In this case, unfortunately, US Army Major Nidal Malik Hasan went on a shooting spree here in the States--at Fort Hood, Texas, just outside San Antonio.

The result?

At least 13 killed and 31 wounded.

And as usual, it makes no sense. It just ends up being another horrible, tragic event.

And the thing is, to the people of the United States and the West, this all too frequently looks like a pattern of a lack of education (read: ignorance), religious or otherwise zeal and virtually unthinkable violence, all rolled into one.
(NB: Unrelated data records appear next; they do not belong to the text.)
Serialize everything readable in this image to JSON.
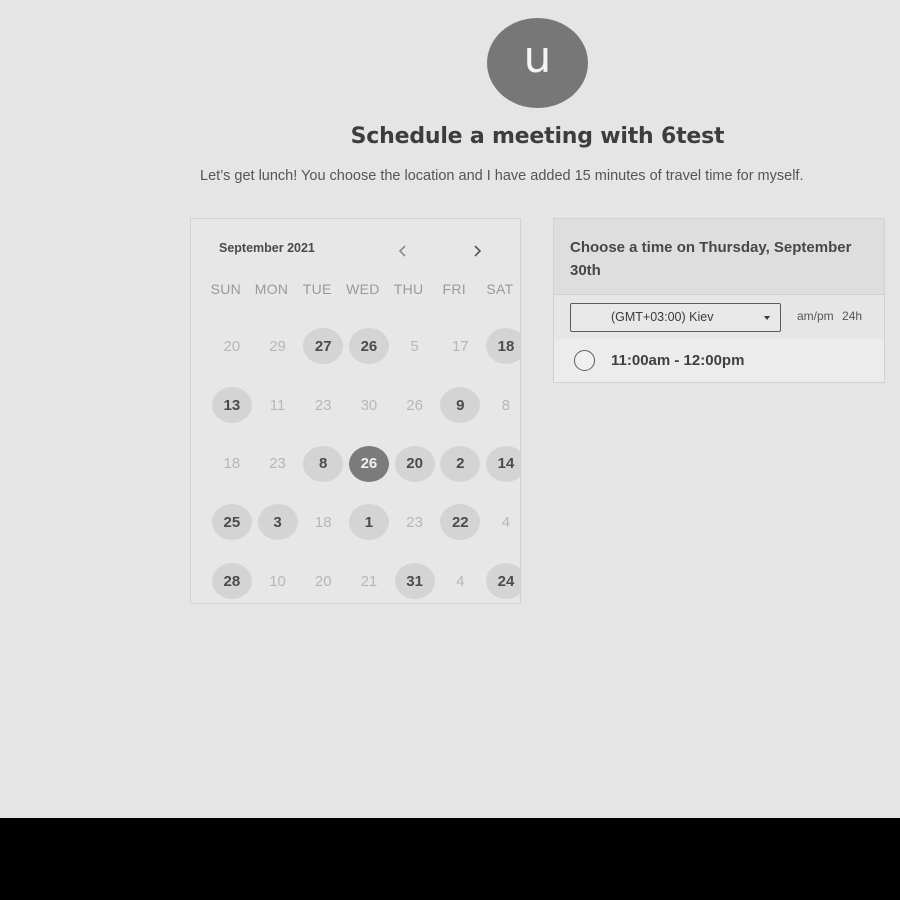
{
  "host": {
    "avatar_letter": "u",
    "title": "Schedule a meeting with 6test",
    "description": "Let’s get lunch! You choose the location and I have added 15 minutes of travel time for myself."
  },
  "calendar": {
    "month_label": "September 2021",
    "prev_icon": "chevron-left-icon",
    "next_icon": "chevron-right-icon",
    "weekdays": [
      "SUN",
      "MON",
      "TUE",
      "WED",
      "THU",
      "FRI",
      "SAT"
    ],
    "weeks": [
      [
        {
          "d": "20",
          "s": "off"
        },
        {
          "d": "29",
          "s": "off"
        },
        {
          "d": "27",
          "s": "available"
        },
        {
          "d": "26",
          "s": "available"
        },
        {
          "d": "5",
          "s": "off"
        },
        {
          "d": "17",
          "s": "off"
        },
        {
          "d": "18",
          "s": "available"
        }
      ],
      [
        {
          "d": "13",
          "s": "available"
        },
        {
          "d": "11",
          "s": "off"
        },
        {
          "d": "23",
          "s": "off"
        },
        {
          "d": "30",
          "s": "off"
        },
        {
          "d": "26",
          "s": "off"
        },
        {
          "d": "9",
          "s": "available"
        },
        {
          "d": "8",
          "s": "off"
        }
      ],
      [
        {
          "d": "18",
          "s": "off"
        },
        {
          "d": "23",
          "s": "off"
        },
        {
          "d": "8",
          "s": "available"
        },
        {
          "d": "26",
          "s": "selected"
        },
        {
          "d": "20",
          "s": "available"
        },
        {
          "d": "2",
          "s": "available"
        },
        {
          "d": "14",
          "s": "available"
        }
      ],
      [
        {
          "d": "25",
          "s": "available"
        },
        {
          "d": "3",
          "s": "available"
        },
        {
          "d": "18",
          "s": "off"
        },
        {
          "d": "1",
          "s": "available"
        },
        {
          "d": "23",
          "s": "off"
        },
        {
          "d": "22",
          "s": "available"
        },
        {
          "d": "4",
          "s": "off"
        }
      ],
      [
        {
          "d": "28",
          "s": "available"
        },
        {
          "d": "10",
          "s": "off"
        },
        {
          "d": "20",
          "s": "off"
        },
        {
          "d": "21",
          "s": "off"
        },
        {
          "d": "31",
          "s": "available"
        },
        {
          "d": "4",
          "s": "off"
        },
        {
          "d": "24",
          "s": "available"
        }
      ]
    ]
  },
  "time_panel": {
    "heading": "Choose a time on Thursday, September 30th",
    "timezone_value": "(GMT+03:00) Kiev",
    "format_options": [
      "am/pm",
      "24h"
    ],
    "slots": [
      "11:00am - 12:00pm"
    ]
  },
  "colors": {
    "page_background": "#e5e5e5",
    "bottom_bar": "#000000",
    "selected_day": "#7b7b7b",
    "available_day": "#d4d4d4"
  }
}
Leaders of the Muslim faith immediately came out to say that this is not the Muslim faith, fortunately--and of course--and that's good. But for too many people, they see these senseless, murderous acts repeated again and again and both don't like the results of them, naturally, and feel as though it's an ugly, ugly pattern that gets repeated far too frequently all around the world.

How do you deal with someone who thinks violence is an answer?

And the only answer, at that?

How do you deal with someone who has been taught by his elders (because most of them are men, in fact) that if they go on a successful suicide pact and kill "the enemy", they will go straight to "heaven"? Granted, that's not the case here regarding Major Hasan but that is the case for so many of the deaths in the Middle East.

How can we deal with a suicide mentality, locally, nationally and internationally?

In the case of this Major Hasan in Texas, it appears he was mentally unstable, as information comes out but it appears, given what information we have at this moment, that it also may have been borne out of religious fervor.

I hope that's not the case.

What's true is that religious leaders all around the world need to teach their followers in peace, acceptance and tolerance--not murder, death and suicide.